Tunable p-type doping of Si nanostructures for near infrared light photodetector application

Abstract

In this study, we present a simple oxide assisted p-type doping of Si nanostructures by evaporating a mixed powder composed of SiB₆ and SiO. It was found that Si nanoribbons (Si NRs) which can be obtained at high SiB₆ content, will give way to Si nanowires (Si NWs) when the content of SiB₆ in the mixed powder was reduced. According to our transport measurement of field effect transistors (FETs) assembled on individual Si nanostructures, the as-prepared Si nanostructures with different boron doping levels all exhibit typical p-type conduction characteristics. Additionally, the electrical conductivity of the Si nanostructures can be tuned over 7 orders of magnitude from 8.98 × 10² S cm⁻¹ for the highly doped sample to 3.36 × 10⁻⁵ S cm⁻¹ for the lightly doped sample.

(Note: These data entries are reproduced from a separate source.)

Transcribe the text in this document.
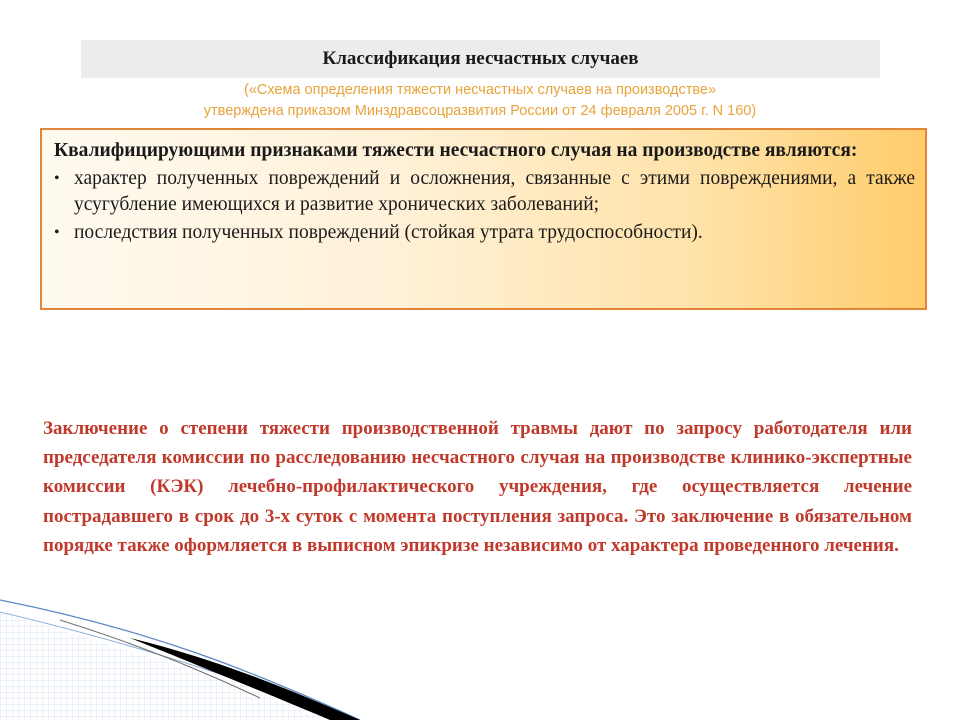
Классификация несчастных случаев
(«Схема определения тяжести несчастных случаев на производстве»
утверждена приказом Минздравсоцразвития России от 24 февраля 2005 г. N 160)
Квалифицирующими признаками тяжести несчастного случая на производстве являются:
• характер полученных повреждений и осложнения, связанные с этими повреждениями, а также усугубление имеющихся и развитие хронических заболеваний;
• последствия полученных повреждений (стойкая утрата трудоспособности).
Заключение о степени тяжести производственной травмы дают по запросу работодателя или председателя комиссии по расследованию несчастного случая на производстве клинико-экспертные комиссии (КЭК) лечебно-профилактического учреждения, где осуществляется лечение пострадавшего в срок до 3-х суток с момента поступления запроса. Это заключение в обязательном порядке также оформляется в выписном эпикризе независимо от характера проведенного лечения.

We also assembled a nano-photodetector based on monolayer graphene and the as-prepared Si nanostructures, which exhibits ultra-sensitivity to 850 nm near infrared light (NIR) illumination with a nanosecond response speed (τ_rise/τ_fall: 181/233 ns). The generality of the above results suggest that the Si nanostructures are promising building blocks for future electronic and optoelectronic device applications.